Pa.'s map is so gerrymandered that random computer maps are fairer, expert says
Just days after closing arguments in a federal gerrymandering trial, a separate, state trial began in Harrisburg.
HARRISBURG — Pennsylvania's congressional map is so skewed toward Republicans that computer software tasked with randomly drawing maps produced hundreds of drawings that were more politically neutral, according to testimony Monday on the opening day of a state gerrymandering trial.
"Partisan intent predominated the drawing" of the current congressional map, said University of Michigan political science professor Jowei Chen, an expert witness testifying for the group of Pennsylvania voters bringing the challenge.
Republicans have won 13 of the state's 18 seats in the House of Representatives since the map was adopted in 2011, even as votes in statewide and national elections have been roughly split between Democrats and Republicans.
Chen said his software had generated 500 maps on what he called "traditional redistricting principles," which included keeping populations equal across districts and avoiding splitting up counties and towns. The majority of the maps drawn had nine Republican districts and nine Democratic districts, he said, calling the 13-5 GOP margin under the current mapping an "extreme statistical outlier."
Republicans credit other factors for their successes, including the fact that Democratic voters tend to cluster in the state's urban areas.
Chen's testimony will continue Tuesday; the defense has not yet cross-examined him.
Suing under the Pennsylvania Constitution, the 18 voters — one for each of the state's congressional districts — accuse Republican lawmakers of discriminating against Democratic voters by intentionally drawing the congressional map to maximize the number of Republican U.S. representatives elected.
The lawsuit is one of several that have popped up around the country challenging the mapping of congressional and legislative districts. This case, League of Women Voters v. Commonwealth of Pennsylvania, was filed in June and the trial comes the week after a separate federal gerrymandering trial was heard in Philadelphia. A decision in that case is pending. A third case has been filed in federal court and is currently stayed until early January.
If this challenge — fast-tracked by the state Supreme Court — is successful, it could force a redrawing of Pennsylvania's congressional map in time for the 2018 elections.
The case is in some ways similar to Gill v. Whitford, a gerrymandering case out of Wisconsin that is before the U.S. Supreme Court, in that much of the argument rests on the use of new ways of calculating how skewed a map is in one party's favor.
Those new tests that have been developed in recent years generally agree with experts' consensus: Pennsylvania's congressional map is among the most gerrymandered.

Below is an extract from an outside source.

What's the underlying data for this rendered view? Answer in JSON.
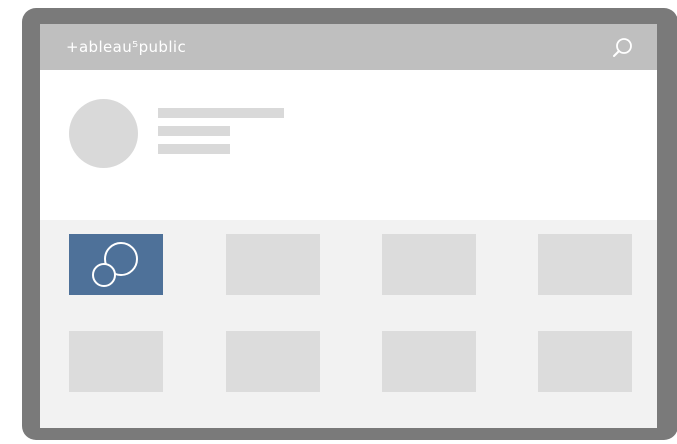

"The map falls on the wrong side of the constitutional line — it intentionally, severely, durably, and unjustifiably discriminates against Democratic candidates and voters," wrote Nick Stephanopoulos, a University of Chicago professor who developed the "efficiency gap" measure at the heart of Whitford and that will be used in this case. "The political scientists' tools make the legal analysis easy and reliable."
In this trial, he wrote, the state lawmakers are "trying to defend the indefensible."
Showing that the map is skewed is the first part of the argument brought by the Philadelphia-based Public Interest Law Center, which is representing the group of voters bringing the state challenge.
They also hope to show that the skewing is intentional, relying in part on evidence that was turned over by House Speaker Mike Turzai and Senate President Pro Tempore Joe Scarnati in last week's separate federal trial, Agre v. Wolf.
Commonwealth Court Judge P. Kevin Brobson had blocked attempts by the Public Interest Law Center to force Turzai and Scarnati to turn over the documents, but a three-judge panel ordered them produced for the federal case. Plaintiff lawyers then shared the documents with the Public Interest Law Center.
Both sides sparred Monday morning over that evidence, which includes files that Turzai turned over showing that mapmakers used detailed partisanship data in drawing the congressional districts.
Attorneys for Republican lawmakers said that admission of those documents would be a breach of legislative privilege, which is intended to shield lawmakers' deliberations in their work.
"We're sort of in uncharted territory here," Brobson said. "This is difficult and I am struggling with it."
After a recess, he issued a ruling allowing some of the documents to be admitted.
The trial is expected to last through the week, and Brobson has been tasked with issuing conclusions by the end of the year, which the state Supreme Court will then use to make its decision.
That decision is expected early in January. A successful challenge could reshape the 2018 elections; lawyers for the state said in the federal trial that to maintain the current primary schedule they would need to know by Jan. 23 whether a new map would be used.